Doctors Madras, Goldstein and Flugrad were all named as defendants in the case. During the trial, there was apparently great debate over whether Dr. Flugrad had been informed of Mr. Keller’s condition, and whether the patient had actually been cleared for surgery. The following is from the report of the case provided by Verdict Search.

Counsel for Flugrad and Madaras both argued that Keller was comparatively negligent, as he had been well advised of the risks of surgery. Counsel for Flugrad also contended that Keller claimed he had been cleared for surgery.

Counsel for Flugrad also claimed that Madaras telephoned him during the evening of Aug. 4 and they discussed Keller, but Madaras never mentioned that Keller’s physician had not given him medical clearance for dental surgery.
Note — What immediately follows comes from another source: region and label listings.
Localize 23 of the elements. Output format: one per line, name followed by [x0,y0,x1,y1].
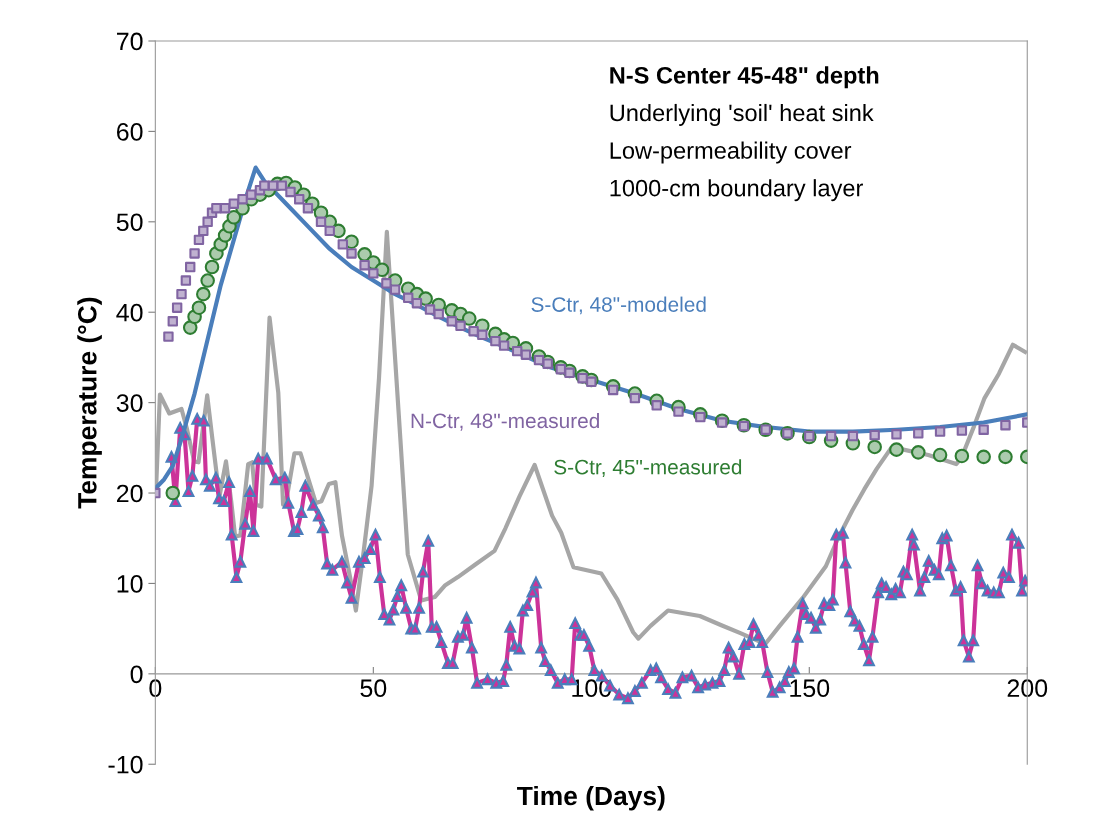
x-tick-label: 150 [790,679,830,698]
annotation: N-S Center 45-48" depth [610,66,879,89]
y-axis-title: Temperature (°C) [77,297,102,509]
y-tick-label: 30 [116,394,143,412]
y-tick-label: 40 [116,303,143,322]
y-tick-label: 20 [117,484,143,503]
y-tick-label: 70 [117,32,143,51]
y-tick-label: -10 [108,755,143,774]
series-label: S-Ctr, 48"-modeled [531,296,706,315]
x-tick-label: 0 [149,679,162,698]
x-axis-title: Time (Days) [517,785,665,811]
series-label: S-Ctr, 45"-measured [554,459,742,477]
annotation: 1000-cm boundary layer [610,179,863,202]
annotation: Underlying 'soil' heat sink [610,103,874,126]
y-tick-label: 0 [130,665,143,684]
series-label: N-Ctr, 48"-measured [411,412,599,431]
annotation: Low-permeability cover [610,141,852,164]
y-tick-label: 50 [116,213,143,232]
line-series [155,229,1028,647]
x-tick-label: 50 [360,679,387,698]
y-tick-label: 60 [117,123,143,141]
y-tick-label: 10 [117,575,143,593]
x-tick-label: 200 [1007,679,1048,698]
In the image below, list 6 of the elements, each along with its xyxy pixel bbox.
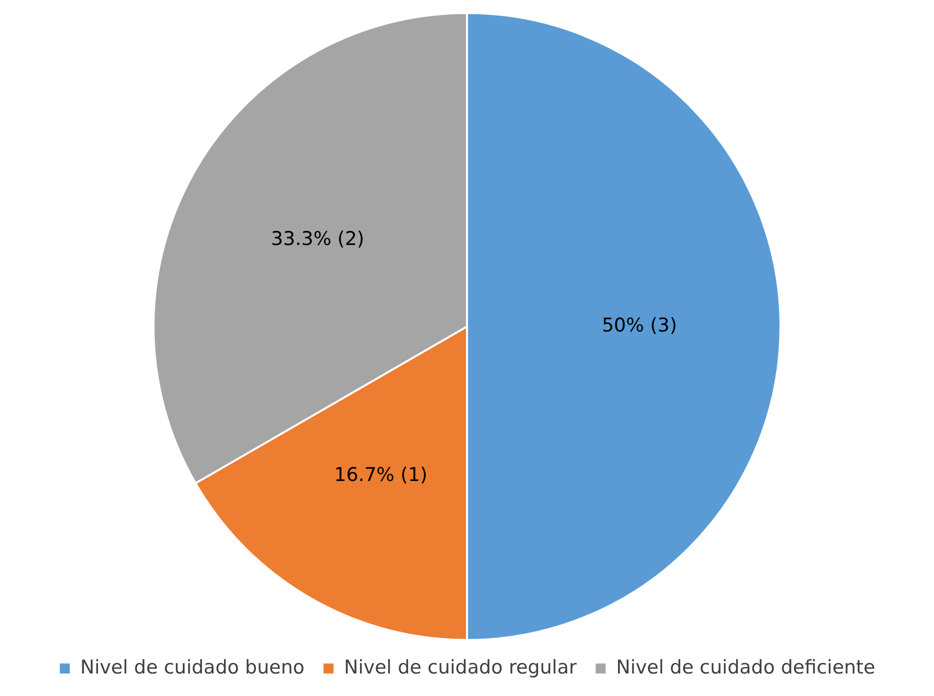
legend-label: Nivel de cuidado deficiente xyxy=(616,656,876,678)
data-label: 50% (3) xyxy=(602,314,678,336)
legend-label: Nivel de cuidado bueno xyxy=(80,656,304,678)
data-label: 16.7% (1) xyxy=(334,464,428,486)
legend-label: Nivel de cuidado regular xyxy=(344,656,577,678)
data-label: 33.3% (2) xyxy=(271,228,364,250)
Counsel also argued that Keller claimed he had been cleared for surgery.

Madaras admitted to speaking to Flugrad on the telephone on Aug. 4, but claimed there was no discussion about Keller, rather that the call was simply to wish Flugrad well on a two-week vacation he was commencing on Aug. 5.

The jury appears to have resolved the conflict in the patient’s favor – Dr. Goldstein settled with the family for a sum of $250,000; a New Jersey jury awarded Mr. Keller’s family a verdict of $10,200,00.00.